A leur âge, à Noël, je collectais les billets de 100 francs pour m’offrir le CD de Vanessa Paradis, des places de cinéma et du papier à lettres fantaisie. Aujourd’hui, ils écoutent toute la musique qu’ils veulent — et même celle qu’ils ne connaissent pas — depuis leur compte Spotify Family. Le cinéma est fermé mais Netflix, Youtube et Twitch ont de toute façon leur préférence. Quant aux lettres, je ne crois pas qu’ils en aient écrit d’autres que celles envoyées au Père Noël quand ils étaient plus petits.

Les Noëls passent, une chose ne change pas

Qu’offre-t-on aux enfants des années 2020, noyés dans les objets, captivés par les écrans, dotés de tous les trésors qui m’importaient à leur âge ? Mes enfants sont-ils capables de se souvenir des cadeaux des Noëls précédents ? Moi-même, je ne m’en souviens pas. 

Mais il y a une chose qui ne change pas. Ils auront toujours besoin d’avoir confiance en eux. La confiance en soi peut se transmettre par l’optimisme ou la valorisation des succès. Moi, j’ai voulu leur parler de leurs qualités.

Il y a un moment que je trouve émouvant dans la petite enfance : celui où l’on met le doigt pour la première fois sur un trait de caractère de notre petit. Avant il était juste « un bébé », puis un jour on commence à noter qu’il gigote beaucoup par rapport à la fille d’Elise, qu’il a très peur d’une chose qui indiffère son petit cousin ou qu’il mange comme un ogre comparé au gamin de Jacques.
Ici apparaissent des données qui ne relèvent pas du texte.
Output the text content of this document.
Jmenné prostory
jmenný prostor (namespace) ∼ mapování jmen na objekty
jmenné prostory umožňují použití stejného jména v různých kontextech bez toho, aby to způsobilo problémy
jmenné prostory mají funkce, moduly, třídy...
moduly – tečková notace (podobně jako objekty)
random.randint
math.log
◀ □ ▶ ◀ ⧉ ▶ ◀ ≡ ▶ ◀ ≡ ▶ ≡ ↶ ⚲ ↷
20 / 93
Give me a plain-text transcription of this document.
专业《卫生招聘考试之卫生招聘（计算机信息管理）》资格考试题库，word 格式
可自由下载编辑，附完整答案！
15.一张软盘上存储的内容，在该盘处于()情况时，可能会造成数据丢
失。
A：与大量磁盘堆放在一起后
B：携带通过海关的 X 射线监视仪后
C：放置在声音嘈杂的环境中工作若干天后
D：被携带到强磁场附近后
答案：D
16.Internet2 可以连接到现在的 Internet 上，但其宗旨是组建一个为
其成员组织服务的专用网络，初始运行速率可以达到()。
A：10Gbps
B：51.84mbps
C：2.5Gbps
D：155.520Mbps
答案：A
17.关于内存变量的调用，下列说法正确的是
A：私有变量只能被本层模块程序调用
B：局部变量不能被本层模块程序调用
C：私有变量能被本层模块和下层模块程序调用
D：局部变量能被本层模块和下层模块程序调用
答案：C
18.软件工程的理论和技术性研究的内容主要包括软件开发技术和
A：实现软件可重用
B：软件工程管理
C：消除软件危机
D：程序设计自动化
Le bébé n’est plus « un bébé », il devient notre enfant, on le reconnaît, on est capable d’en parler en détails, de lui trouver des particularités.
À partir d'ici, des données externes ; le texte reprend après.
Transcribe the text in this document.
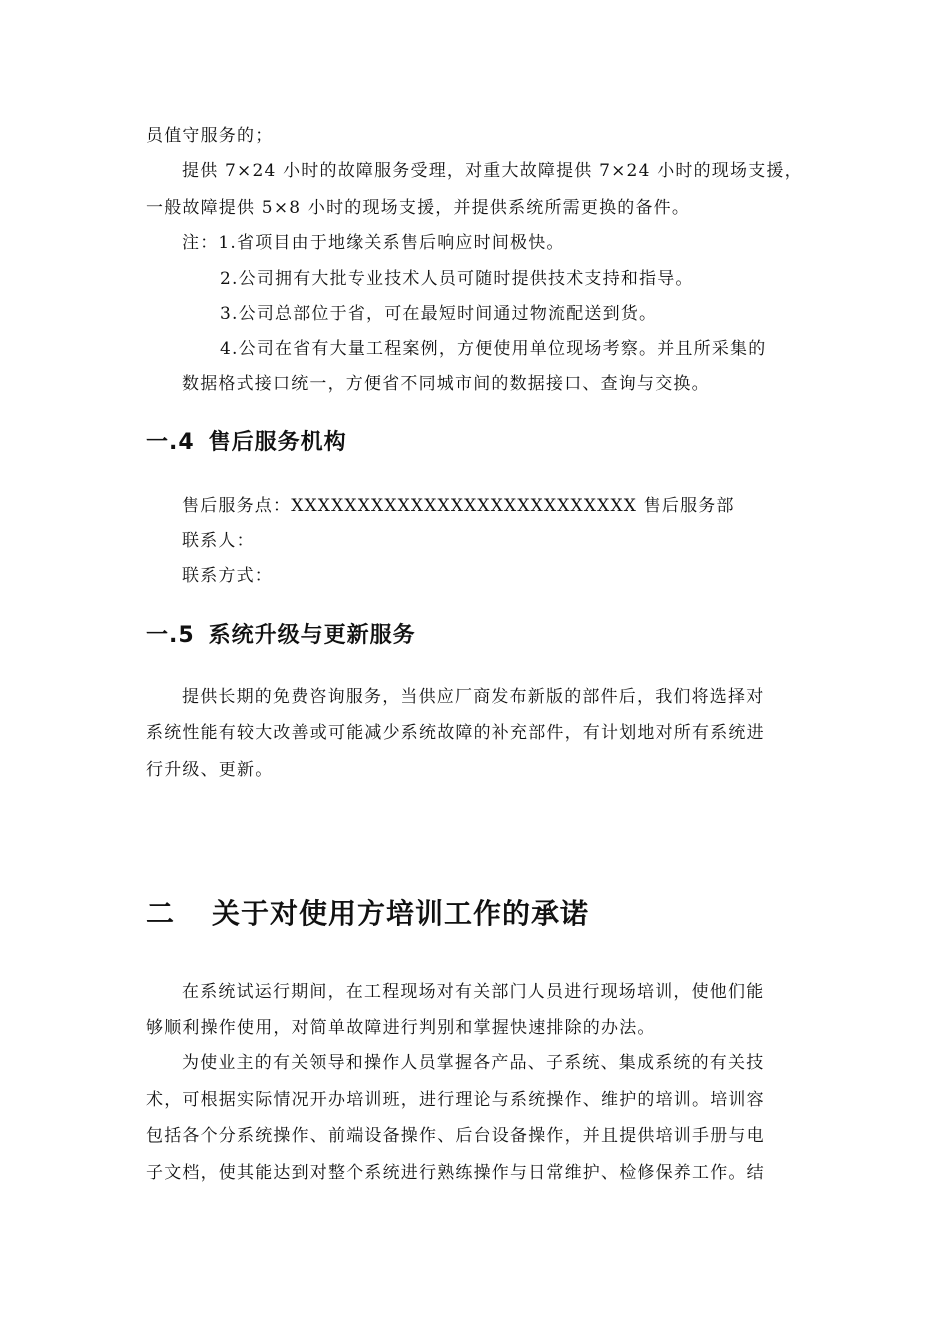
员值守服务的；
提供 7×24 小时的故障服务受理，对重大故障提供 7×24 小时的现场支援，
一般故障提供 5×8 小时的现场支援，并提供系统所需更换的备件。
注：1.省项目由于地缘关系售后响应时间极快。
2.公司拥有大批专业技术人员可随时提供技术支持和指导。
3.公司总部位于省，可在最短时间通过物流配送到货。
4.公司在省有大量工程案例，方便使用单位现场考察。并且所采集的
数据格式接口统一，方便省不同城市间的数据接口、查询与交换。
一.4 售后服务机构
售后服务点：XXXXXXXXXXXXXXXXXXXXXXXXXX 售后服务部
联系人：
联系方式：
一.5 系统升级与更新服务
提供长期的免费咨询服务，当供应厂商发布新版的部件后，我们将选择对
系统性能有较大改善或可能减少系统故障的补充部件，有计划地对所有系统进
行升级、更新。
二 关于对使用方培训工作的承诺
在系统试运行期间，在工程现场对有关部门人员进行现场培训，使他们能
够顺利操作使用，对简单故障进行判别和掌握快速排除的办法。
为使业主的有关领导和操作人员掌握各产品、子系统、集成系统的有关技
术，可根据实际情况开办培训班，进行理论与系统操作、维护的培训。培训容
包括各个分系统操作、前端设备操作、后台设备操作，并且提供培训手册与电
子文档，使其能达到对整个系统进行熟练操作与日常维护、检修保养工作。结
Dix ou douze ans plus tard, quand commence l’adolescence, les enfants sont devenus un monceau de particularités. Avec des traits de caractère que nous apprécions et d’autres qui nous plaisent moins — parfois beaucoup moins. Pourtant, eux entrent dans une phase où ils ne vont cesser de s’interroger sur leur identité. Qui sont-ils ? Qu’est-ce qui les distingue des autres ? Ils se trouvent nuls. Et puis personne ne s’intéressera à eux. D’ailleurs, ils n’y arriveront pas : à se faire des copains, à réussir à l’école, à percer dans leur sport… Une petite musique que chaque individu a entendu en soir à un moment ou un autre.
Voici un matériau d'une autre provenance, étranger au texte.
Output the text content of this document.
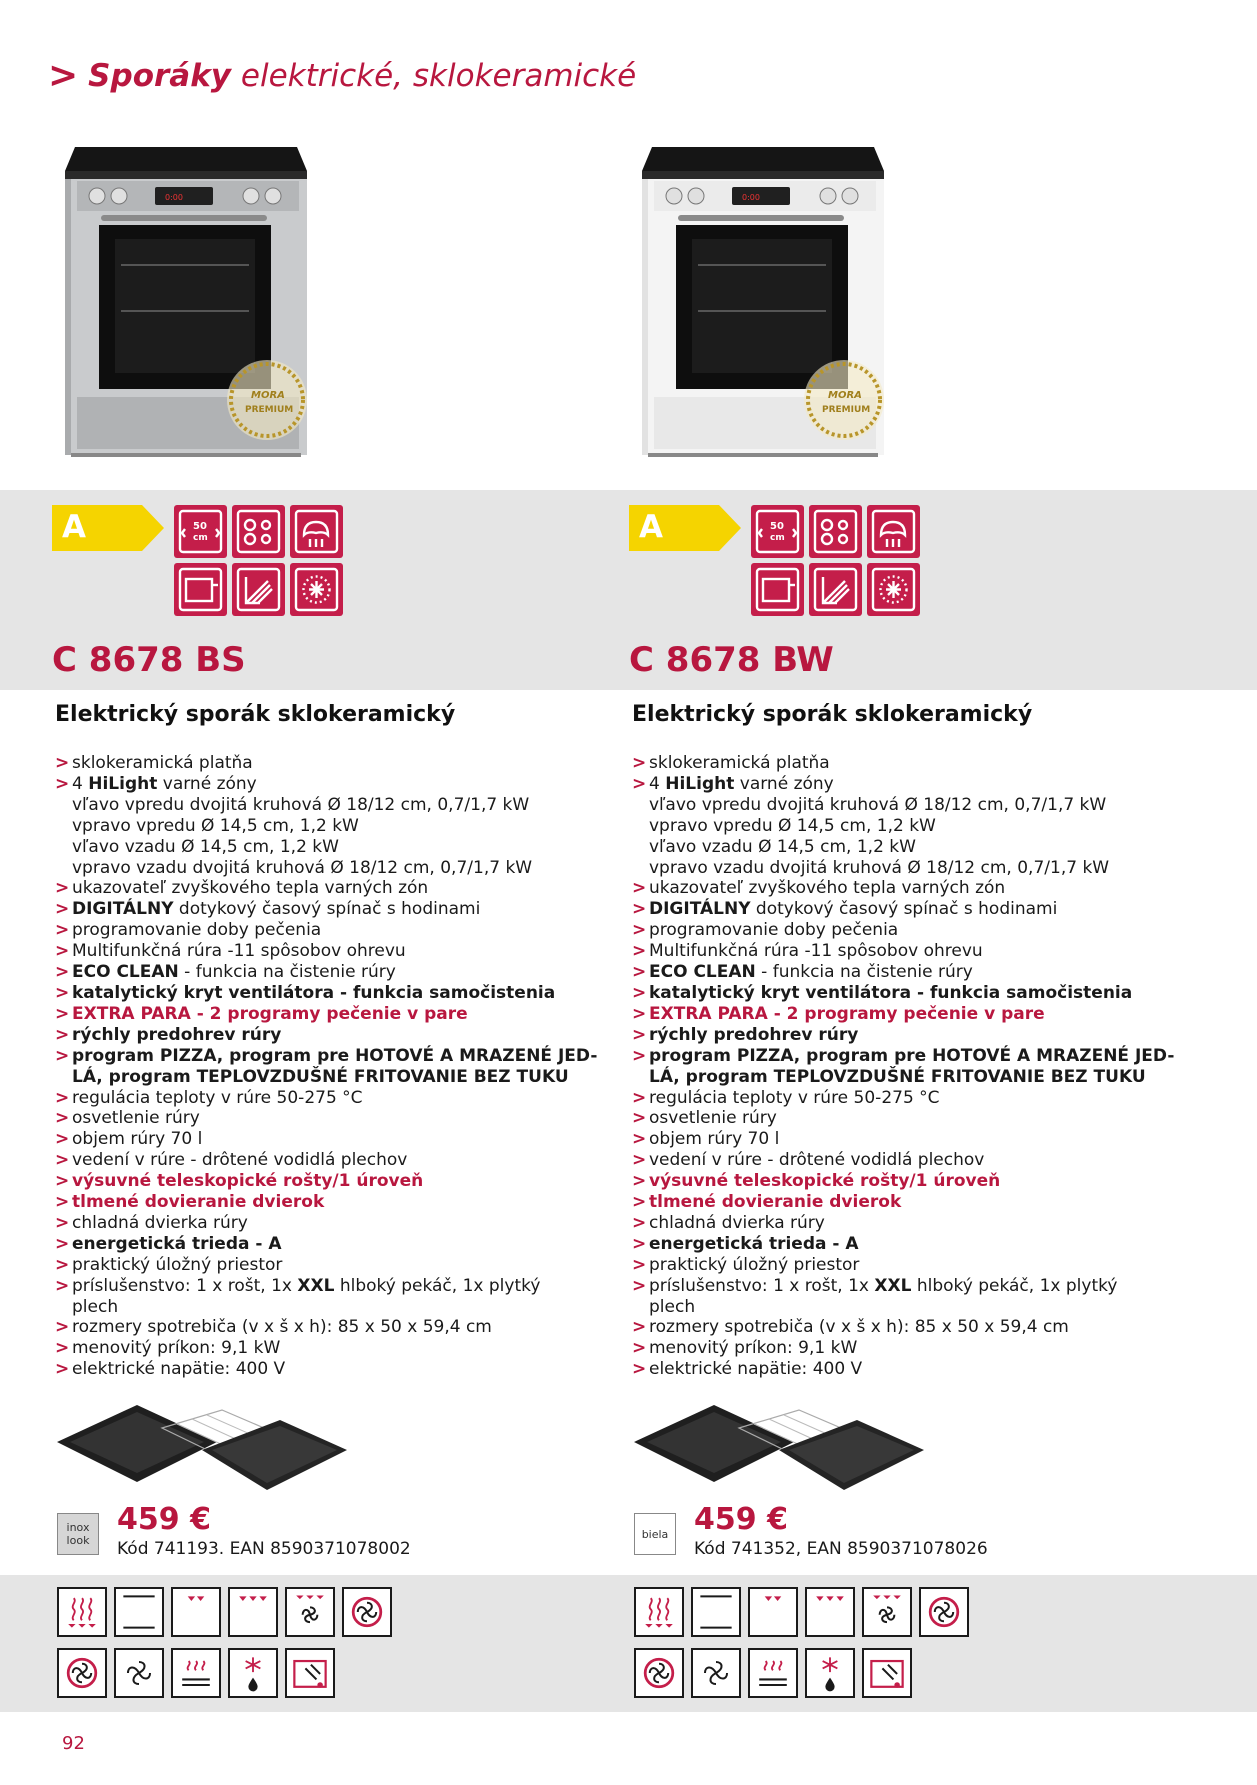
> Sporáky elektrické, sklokeramické
0:00
MORA
PREMIUM
A	50
cm
C 8678 BS
Elektrický sporák sklokeramický
> sklokeramická platňa
> 4 HiLight varné zóny
vľavo vpredu dvojitá kruhová Ø 18/12 cm, 0,7/1,7 kW
vpravo vpredu Ø 14,5 cm, 1,2 kW
vľavo vzadu Ø 14,5 cm, 1,2 kW
vpravo vzadu dvojitá kruhová Ø 18/12 cm, 0,7/1,7 kW
> ukazovateľ zvyškového tepla varných zón
> DIGITÁLNY dotykový časový spínač s hodinami
> programovanie doby pečenia
> Multifunkčná rúra -11 spôsobov ohrevu
> ECO CLEAN - funkcia na čistenie rúry
> katalytický kryt ventilátora - funkcia samočistenia
> EXTRA PARA - 2 programy pečenie v pare
> rýchly predohrev rúry
> program PIZZA, program pre HOTOVÉ A MRAZENÉ JED-
LÁ, program TEPLOVZDUŠNÉ FRITOVANIE BEZ TUKU
> regulácia teploty v rúre 50-275 °C
> osvetlenie rúry
> objem rúry 70 l
> vedení v rúre - drôtené vodidlá plechov
> výsuvné teleskopické rošty/1 úroveň
> tlmené dovieranie dvierok
> chladná dvierka rúry
> energetická trieda - A
> praktický úložný priestor
> príslušenstvo: 1 x rošt, 1x XXL hlboký pekáč, 1x plytký
plech
> rozmery spotrebiča (v x š x h): 85 x 50 x 59,4 cm
> menovitý príkon: 9,1 kW
> elektrické napätie: 400 V
inox
look
459 €
Kód 741193. EAN 8590371078002
0:00
MORA
PREMIUM
A	50
cm
C 8678 BW
Elektrický sporák sklokeramický
> sklokeramická platňa
> 4 HiLight varné zóny
vľavo vpredu dvojitá kruhová Ø 18/12 cm, 0,7/1,7 kW
vpravo vpredu Ø 14,5 cm, 1,2 kW
vľavo vzadu Ø 14,5 cm, 1,2 kW
vpravo vzadu dvojitá kruhová Ø 18/12 cm, 0,7/1,7 kW
> ukazovateľ zvyškového tepla varných zón
> DIGITÁLNY dotykový časový spínač s hodinami
> programovanie doby pečenia
> Multifunkčná rúra -11 spôsobov ohrevu
> ECO CLEAN - funkcia na čistenie rúry
> katalytický kryt ventilátora - funkcia samočistenia
> EXTRA PARA - 2 programy pečenie v pare
> rýchly predohrev rúry
> program PIZZA, program pre HOTOVÉ A MRAZENÉ JED-
LÁ, program TEPLOVZDUŠNÉ FRITOVANIE BEZ TUKU
> regulácia teploty v rúre 50-275 °C
> osvetlenie rúry
> objem rúry 70 l
> vedení v rúre - drôtené vodidlá plechov
> výsuvné teleskopické rošty/1 úroveň
> tlmené dovieranie dvierok
> chladná dvierka rúry
> energetická trieda - A
> praktický úložný priestor
> príslušenstvo: 1 x rošt, 1x XXL hlboký pekáč, 1x plytký
plech
> rozmery spotrebiča (v x š x h): 85 x 50 x 59,4 cm
> menovitý príkon: 9,1 kW
> elektrické napätie: 400 V
biela 459 €
Kód 741352, EAN 8590371078026
92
Plus que n’importe qui, je sais ce qui m’émeut en eux

L’heure de leur offrir une lettre d’amour est venue. Plus que n’importe qui, je sais leur parler de ce qui m’émeut en eux. J’ai vu grandir durant toutes ses années les goûts qui les caractérisent et les rendent merveilleux à mes yeux. Pour une fois, il est bon de fermer les yeux sur l’insupportable insolence de la Princesse brutale, ou les habitudes de chapardeur de chocolat du Chevelu. Ils vont en entendre parler aussi longtemps qu’ils habiteront chez moi et certainement après, mais aujourd’hui, je veux leur rappeler qu’ils sont formidables, beaux, intelligents. Que cette petite remarque que le Chevelu a faite l’autre jour montre toute sa finesse, et que telle façon d’agir témoigne, chez ma Princesse brutale d’une volonté hors normes. Je voudrais pour une fois prendre le temps de caresser chacune de leurs aptitudes et leur dire qu’ils sont de belles personnes, loin des cris du quotidien, des batailles du confinement, des – rares – punitions.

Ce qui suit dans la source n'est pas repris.